Дама неуверенно поднялась и схватилась рукой за его сиденье.
– Никто не знает.
– Никто не знает?
Поезд начал медленно замедлять ход.
– Однажды мой кузен исчез неведомо куда. Но у могилы, где было выбито его имя, появился свежий холмик земли и огромный венок с лентой…
Колеса заскрипели громко и пронзительно, заглушая слова старушки, которая уже помахала Шиллю на прощание и повернулась к выходу. Несколько секунд он не шевелился, словно оцепенев, а потом вскочил и помчался следом, расталкивая пассажиров.
– Подождите! – выкрикнул он, запыхаясь. – С лентой… Как вы сказали? Я не расслышал!
Она обернулась, приложив руку козырьком ко лбу, чтобы лучше видеть Шилля, и переспросила:
– С лентой?
– Да!
– Там было написано только: «На безмолвную память обо мне».
– И больше ничего?
– А что еще, молодой человек?
Рассказ старушки едва ли мог быть правдивым. Человек либо умирает и его хоронят, либо он не умирает и приходит возложить венок на могилу того, кто уже отошел в мир иной. Осуществимо только одно из двух. Впрочем, даже если бы кто-нибудь придумал хитрый трюк и выполнил его на собственных фальшивых похоронах, он не смог бы в это время быть мертвым.
А вдруг ему кто-то помогал? Еще какой-нибудь кузен из другой соседней деревни? Такой вариант не казался Шиллю невообразимым, однако представлялся до крайности банальным. «На безмолвную память обо мне?» «Ее кузен, должно быть, пришел на кладбище тайком, оставив на прощание эту ядовитую фразочку», – подумал Шилль, и ему живо представилось, будто он сам стоит перед своей псевдомогилой и бросает горстку черной земли на крышку деревянного гроба.

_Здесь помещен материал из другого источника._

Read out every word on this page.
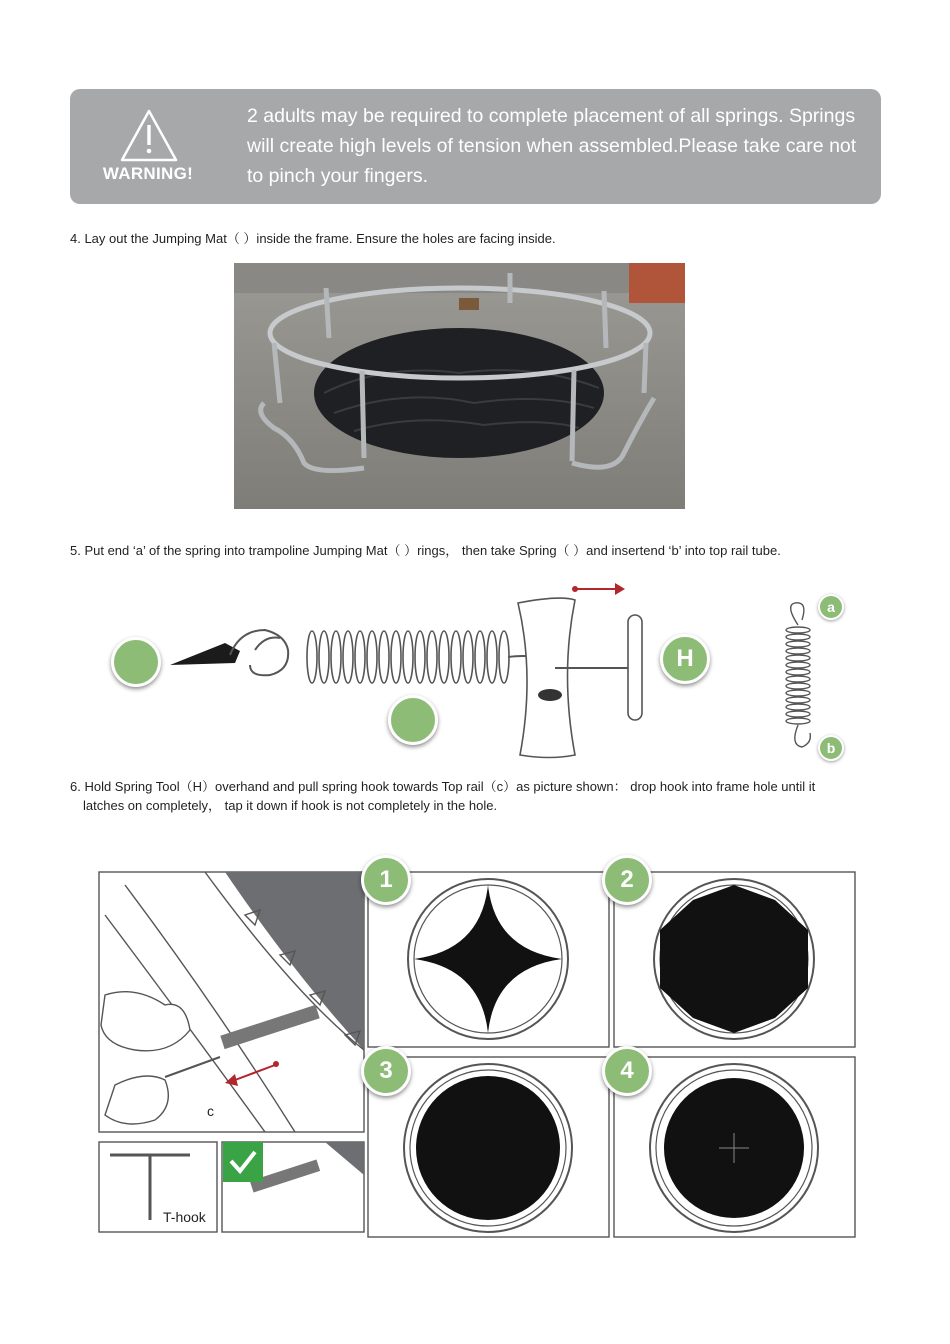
WARNING!
2 adults may be required to complete placement of all springs. Springs will create high levels of tension when assembled.Please take care not to pinch your fingers.
4. Lay out the Jumping Mat（ ）inside the frame. Ensure the holes are facing inside.
5. Put end ‘a’ of the spring into trampoline Jumping Mat（ ）rings， then take Spring（ ）and insertend ‘b’ into top rail tube.
H
a
b
6. Hold Spring Tool（H）overhand and pull spring hook towards Top rail（c）as picture shown： drop hook into frame hole until it
latches on completely， tap it down if hook is not completely in the hole.
c
T-hook
1	2
3	4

Поезд покатился дальше. Онемевший и потрясенный, Шилль уставился в окно. Он сидел спиной к направлению движения, а мир со множеством полей, деревьев и домов в безумной спешке убегал от него. «Самое увлекательное в дуэли, – вдруг понял Шилль, – самое увлекательное заключается в том, что после нее все будет кончено». Если умрет он, будет очень грустно, но уже не ему, поскольку по причине своей смерти он будет исключен из числа живых. Если умрет Марков, это будет вполне сносно и, главное, простительно. Да, только смерть Маркова позволит Шиллю забыть его; только смерть от пули Шилля станет достойным завершением жизни этого ничтожества Маркова.
В целом вопросы, касающиеся поединка, были улажены, что вызывало у Шилля ощущение приятной ясности.

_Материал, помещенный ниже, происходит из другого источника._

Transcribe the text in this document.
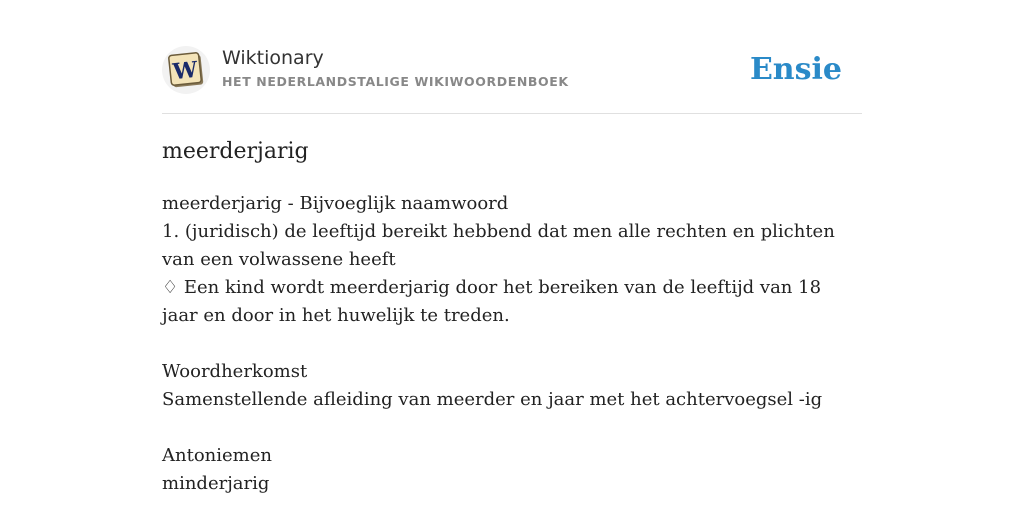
W Wiktionary
HET NEDERLANDSTALIGE WIKIWOORDENBOEK	Ensie
meerderjarig

meerderjarig - Bijvoeglijk naamwoord

1. (juridisch) de leeftijd bereikt hebbend dat men alle rechten en plichten van een volwassene heeft

♢ Een kind wordt meerderjarig door het bereiken van de leeftijd van 18 jaar en door in het huwelijk te treden.

Woordherkomst

Samenstellende afleiding van meerder en jaar met het achtervoegsel -ig

Antoniemen

minderjarig
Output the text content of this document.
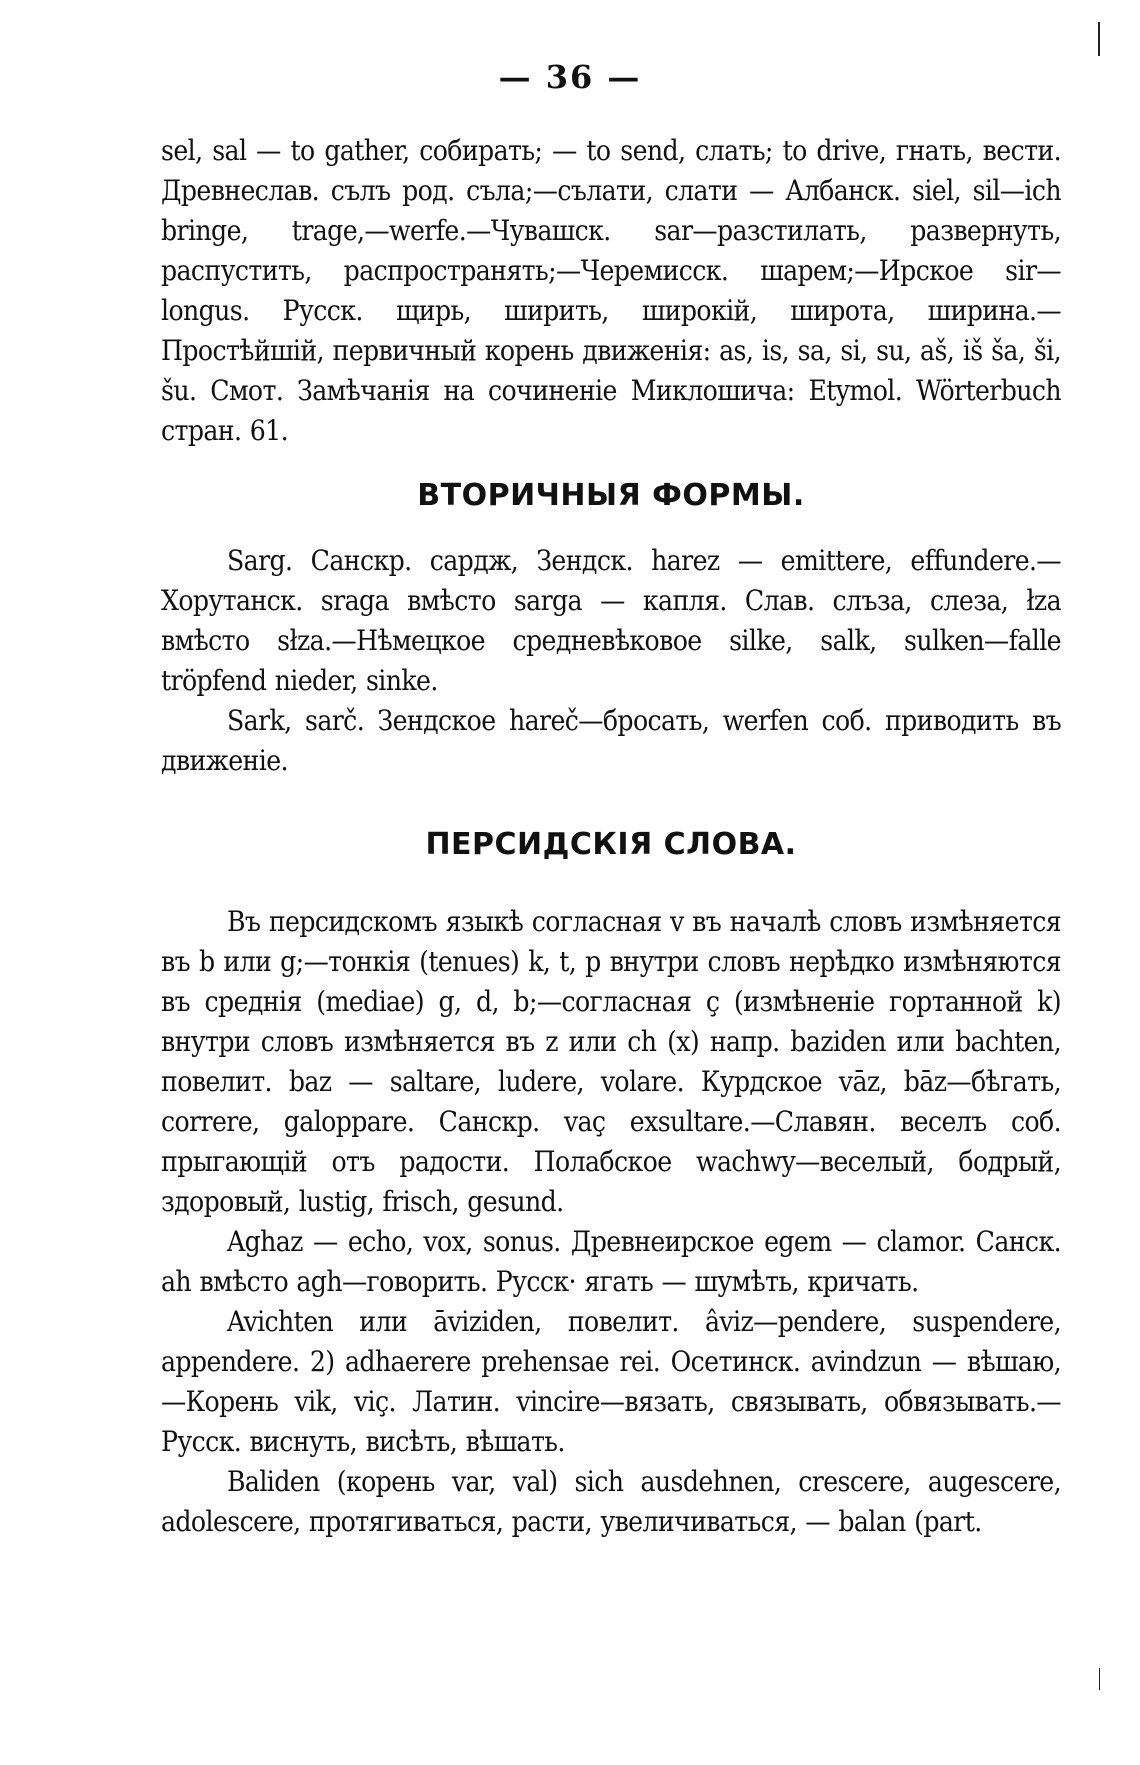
— 36 —

sel, sal — to gather, собирать; — to send, слать; to drive, гнать, вести. Древнеслав. сълъ род. съла;—сълати, слати — Албанск. siel, sil—ich bringe, trage,—werfe.—Чувашск. sar—разстилать, развернуть, распустить, распространять;—Черемисск. шарем;—Ирское sir—longus. Русск. щирь, ширить, широкій, широта, ширина.—Простѣйшій, первичный корень движенія: as, is, sa, si, su, aš, iš ša, ši, šu. Смот. Замѣчанія на сочиненіе Миклошича: Etymol. Wörterbuch стран. 61.

ВТОРИЧНЫЯ ФОРМЫ.

Sarg. Санскр. сардж, Зендск. harez — emittere, effundere.— Хорутанск. sraga вмѣсто sarga — капля. Слав. слъза, слеза, łza вмѣсто słza.—Нѣмецкое средневѣковое silke, salk, sulken—falle tröpfend nieder, sinke.

Sark, sarč. Зендское hareč—бросать, werfen соб. приводить въ движеніе.

ПЕРСИДСКІЯ СЛОВА.

Въ персидскомъ языкѣ согласная v въ началѣ словъ измѣняется въ b или g;—тонкія (tenues) k, t, p внутри словъ нерѣдко измѣняются въ среднія (mediae) g, d, b;—согласная ç (измѣненіе гортанной k) внутри словъ измѣняется въ z или ch (x) напр. baziden или bachten, повелит. baz — saltare, ludere, volare. Курдское vāz, bāz—бѣгать, correre, galoppare. Санскр. vaç exsultare.—Славян. веселъ соб. прыгающій отъ радости. Полабское wachwy—веселый, бодрый, здоровый, lustig, frisch, gesund.

Aghaz — echo, vox, sonus. Древнеирское egem — clamor. Санск. ah вмѣсто agh—говорить. Русск· ягать — шумѣть, кричать.

Avichten или āviziden, повелит. âviz—pendere, suspendere, appendere. 2) adhaerere prehensae rei. Осетинск. avindzun — вѣшаю,—Корень vik, viç. Латин. vincire—вязать, связывать, обвязывать.—Русск. виснуть, висѣть, вѣшать.

Baliden (корень var, val) sich ausdehnen, crescere, augescere, adolescere, протягиваться, расти, увеличиваться, — balan (part.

Предоставление оружия ему гарантировали, секунданту него есть, Маркова он вызвал на дуэль депешей и от полицейских узнал, что оппонент паникует. Чего у него не было, так это плана или идеи, как заставить Маркова явиться на встречу, а время поджимало: согласно старинным кодексам, от момента нанесения оскорбления до выхода на поединок должно пройти не более двадцати четырех, иногда сорока восьми часов, хотя, и Шиллю это было известно, бывали исключения и особые случаи.

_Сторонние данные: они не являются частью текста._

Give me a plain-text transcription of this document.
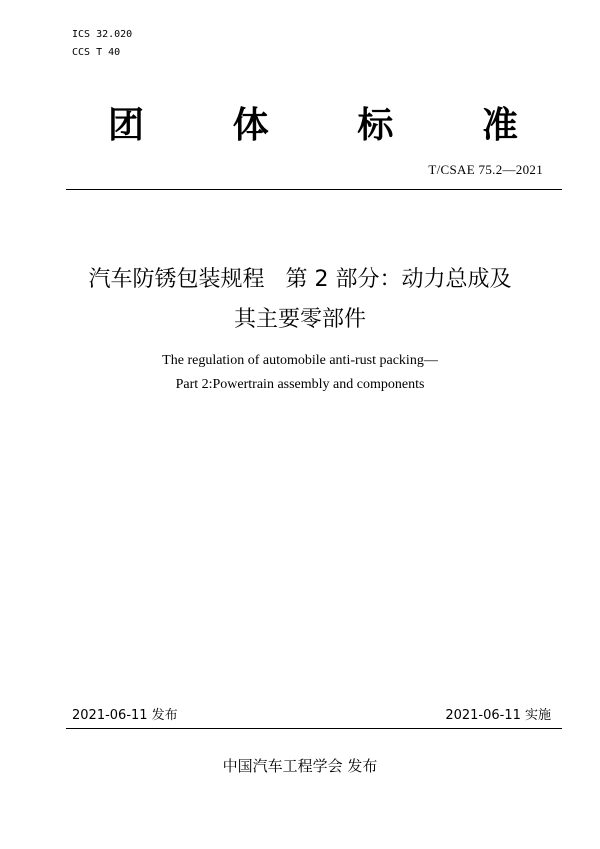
ICS 32.020
CCS T 40
团 体 标 准
T/CSAE 75.2—2021
汽车防锈包装规程   第 2 部分：动力总成及
其主要零部件
The regulation of automobile anti-rust packing—
Part 2:Powertrain assembly and components
2021-06-11 发布	2021-06-11 实施
中国汽车工程学会 发布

Он помнил историю Фердинанда Лассаля, профсоюзного лидера, который тратил дни и недели, пытаясь вынудить противника сразиться с ним на дуэли. В ситуацию вмешались Германия, Франция и Швейцария, Лассаль просил о посредничестве баварского короля, свои рычаги влияния задействовал министр иностранных дел Рихард Ваг нер, однако все напрасно. Лассаль влюбляется в Элен фон Деннигес, поклонницу на двадцать лет моложе его, и они хотят бежать вместе. По какой-то причине они передумывают, Лассаль из соображений приличия отправляет девушку домой, хочет на другой день зайти к ней, но его не пускают даже на порог; он совершенно теряет рассудок, пишет десятки писем в разные страны Европы, требуя сатисфакции за причиненное ему оскорбление, наконец, вызывает отца Элен на дуэль, которую тот игнорирует, ведь он благородных кровей, к тому же дипломат, и ему не к лицу вступать в поединок с ничтожным профсоюзным лидером. Лассаль становится просто карикатурой на самого себя, зажатой в тисках унижения и мании величия, отец передает его вызов жениху Элен, румынскому юнкеру по имени Янко фон Раковица, в поединке с которым на рассвете августовского дня 1864 года на небольшой поляне близ Женевы Лассаль погибает, получив смертельное ранение…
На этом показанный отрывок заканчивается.